Early prototype engineering approach
Early career and student engineers struggle to strike the right time in the design lifecycle to “buy and try” the first prototype. Experienced engineers work back-of-envelope calculations in their head, or a notepad, to avoid excess iteration. Beginning engineers can get trapped up in schedule and budget traps with the easy access of dev kits, which typically cost a few hundred dollars, even when the part itself is a few dollars. Or they may get overconfident that a particular key item will work without trying a bench prototype of that system component.

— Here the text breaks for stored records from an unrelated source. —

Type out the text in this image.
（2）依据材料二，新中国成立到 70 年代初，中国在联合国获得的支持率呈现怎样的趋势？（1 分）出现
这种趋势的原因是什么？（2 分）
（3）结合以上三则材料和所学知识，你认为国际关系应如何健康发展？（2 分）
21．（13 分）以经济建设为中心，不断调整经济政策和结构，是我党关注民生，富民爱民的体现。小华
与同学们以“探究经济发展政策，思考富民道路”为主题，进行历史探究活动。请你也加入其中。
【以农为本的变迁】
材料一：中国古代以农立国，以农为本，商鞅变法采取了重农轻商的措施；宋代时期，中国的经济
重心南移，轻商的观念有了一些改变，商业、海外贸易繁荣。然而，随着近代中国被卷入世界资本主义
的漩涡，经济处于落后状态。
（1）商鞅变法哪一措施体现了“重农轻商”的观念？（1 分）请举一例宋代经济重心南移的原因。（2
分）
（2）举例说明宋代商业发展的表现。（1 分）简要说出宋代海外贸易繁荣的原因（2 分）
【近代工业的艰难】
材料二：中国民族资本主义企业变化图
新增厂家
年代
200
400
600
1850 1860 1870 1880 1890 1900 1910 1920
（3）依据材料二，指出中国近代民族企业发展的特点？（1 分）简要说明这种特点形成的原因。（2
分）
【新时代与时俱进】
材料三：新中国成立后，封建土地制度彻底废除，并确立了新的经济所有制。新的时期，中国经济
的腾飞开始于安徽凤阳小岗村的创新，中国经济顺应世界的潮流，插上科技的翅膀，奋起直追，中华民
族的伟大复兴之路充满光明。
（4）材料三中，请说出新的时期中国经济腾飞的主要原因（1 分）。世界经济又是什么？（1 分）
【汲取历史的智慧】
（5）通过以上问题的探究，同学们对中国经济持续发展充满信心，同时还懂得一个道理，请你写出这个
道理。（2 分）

Wireless modules are a particular tripping point, even for experienced engineers. Wireless involves real-time interactions on multiple layers from RF channel to hardware to signaling to packetizing, conversion and so on.
An excellent way for early engineers to overcome these perils is to discuss with peers and mentors. True, they won’t have the answer, but they can at least provide helpful guidance from their own mistake bank. Ultimately, the engineer needs to have the judgment to know when they’ve built sufficient competence through flipping pages, such that the next best steps are through prototyping.
Use what’s on the shelf already: if the project involves GNSS, consider trying the GPS receiver built into the phone or a portable unit. Walk/drive around in your anticipated environment and watch/log GNSS signal strength. Don’t just use the seeming quality of the map fix–this is heavily filtered and may use non-satellite methods to compensate for weak signal. One ideal way to do this is have a GPS receiver that emits NMEA sentences. See if you have a mariner friend who can loan such a unit. Or see if your phone will emit NMEA text sentences.